Last month, the state’s Supreme Court ruled that his original confession to the rape and murder of 88-year-old Bernice Martin was gained after a nearly 10-hour police interrogation and thusly was made under duress. The ruling determined he was not given a fair trial, because the prosecutors did not disclose evidence that supported his alibi at the time. The court ruled Laponte be released or given a new trial, and on Friday Superior Court Judge Joan Alexander order him freed on $25,000 bail.
Lapointe suffers from Dandy-Walker syndrome, a congenital brain malformation that inhibits intellectual and physical development. His supporters claim that, because of this impairment, it would be impossible for the former dishwasher to have committed the crime.
They say that the lengthy police interrogation a quarter of a century ago, in which he likely did not fully understand what was going on, garnered the contentious confession.
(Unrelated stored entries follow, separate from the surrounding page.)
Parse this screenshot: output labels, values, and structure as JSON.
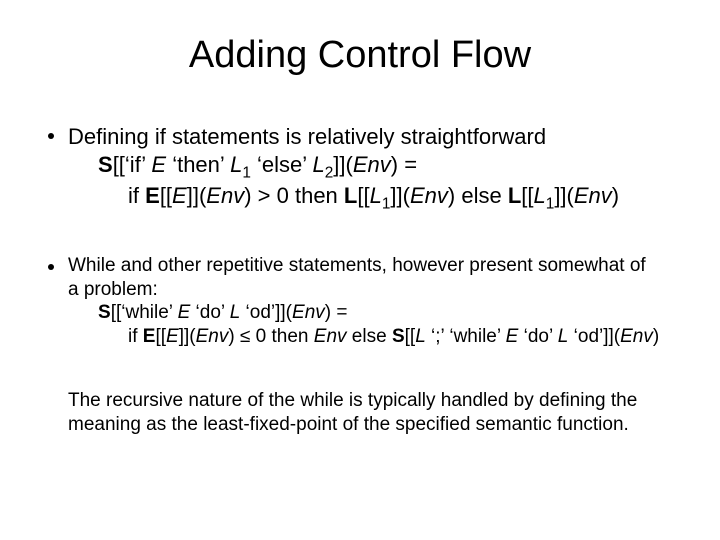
{
  "title": "Adding Control Flow",
  "bullet1": {
    "lead": "Defining if statements is relatively straightforward",
    "line2_pre": "S",
    "line2_open": "[[‘if’ ",
    "line2_E": "E",
    "line2_then": " ‘then’ ",
    "line2_L": "L",
    "line2_sub1": "1",
    "line2_else": " ‘else’ ",
    "line2_L2": "L",
    "line2_sub2": "2",
    "line2_close": "]](",
    "line2_Env": "Env",
    "line2_eq": ") =",
    "line3_if": "if ",
    "line3_E": "E",
    "line3_open": "[[",
    "line3_Ein": "E",
    "line3_cl": "]](",
    "line3_Env": "Env",
    "line3_gt": ") > 0 then ",
    "line3_L": "L",
    "line3_o2": "[[",
    "line3_L1": "L",
    "line3_s1": "1",
    "line3_c2": "]](",
    "line3_Env2": "Env",
    "line3_el": ") else ",
    "line3_Lb": "L",
    "line3_o3": "[[",
    "line3_L1b": "L",
    "line3_s1b": "1",
    "line3_c3": "]](",
    "line3_Env3": "Env",
    "line3_end": ")"
  },
  "bullet2": {
    "lead1": "While and other repetitive statements, however present somewhat of",
    "lead2": "a problem:",
    "line2_pre": "S",
    "line2_open": "[[‘while’ ",
    "line2_E": "E",
    "line2_do": " ‘do’ ",
    "line2_L": "L",
    "line2_od": " ‘od’]](",
    "line2_Env": "Env",
    "line2_eq": ") =",
    "line3_if": "if ",
    "line3_E": "E",
    "line3_op": "[[",
    "line3_Ein": "E",
    "line3_cl": "]](",
    "line3_Env": "Env",
    "line3_le": ") ≤ 0 then ",
    "line3_Env2": "Env",
    "line3_el": " else ",
    "line3_S": "S",
    "line3_op2": "[[",
    "line3_L": "L",
    "line3_mid": " ‘;’ ‘while’ ",
    "line3_E2": "E",
    "line3_do": " ‘do’ ",
    "line3_L2": "L",
    "line3_od": " ‘od’]](",
    "line3_Env3": "Env",
    "line3_end": ")"
  },
  "trailer1": "The recursive nature of the while is typically handled by defining the",
  "trailer2": "meaning as the least-fixed-point of the specified semantic function."
}
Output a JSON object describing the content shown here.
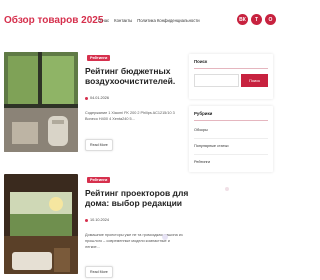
{
  "site": {
    "title": "Обзор товаров 2025"
  },
  "nav": {
    "items": [
      "О нас",
      "Контакты",
      "Политика Конфиденциальности"
    ]
  },
  "social": {
    "icons": [
      "vk-icon",
      "telegram-icon",
      "ok-icon"
    ],
    "glyphs": [
      "ВК",
      "Т",
      "О"
    ],
    "color": "#c7223f"
  },
  "posts": [
    {
      "badge": "Рейтинги",
      "title": "Рейтинг бюджетных воздухоочистителей.",
      "date": "04.01.2026",
      "excerpt": "Содержание 1 Xiaomi FK 200 2 Philips AC1215/10 3 Boneco H400 4 Xenta240 5...",
      "read_more": "Read More"
    },
    {
      "badge": "Рейтинги",
      "title": "Рейтинг проекторов для дома: выбор редакции",
      "date": "10.10.2024",
      "excerpt": "Домашние проекторы уже не та громоздкая машина из прошлого – современные модели компактные и легкие...",
      "read_more": "Read More"
    }
  ],
  "sidebar": {
    "search": {
      "title": "Поиск",
      "placeholder": "",
      "button": "Поиск"
    },
    "categories": {
      "title": "Рубрики",
      "items": [
        "Обзоры",
        "Популярные статьи",
        "Рейтинги"
      ]
    }
  },
  "colors": {
    "accent": "#d6304d",
    "accent_dark": "#c7223f"
  }
}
Judge Alexander also rejected the prosecutor’s request for Lapointe to wear an ankle bracelet on the grounds that he was a flight risk. Defense attorneys successfully argued the man could barely walk.
Other than craving a nice juicy steak upon release, Lapointe also expressed much surprise that his favorite baseball team the Boston Red Sox had won the world series while he was in prison.
"You gotta be kidding me. They finally got good?” he said.
"He is a relatively simple man of simple needs," Defense Attorney and legal non-profit Centurion Ministries member Paul Casteleiro told the Hartford Courant, "He is supported by a large group of people who have grown up around this case. It is my opinion that he is absolutely innocent and he doesn't represent a threat to anyone."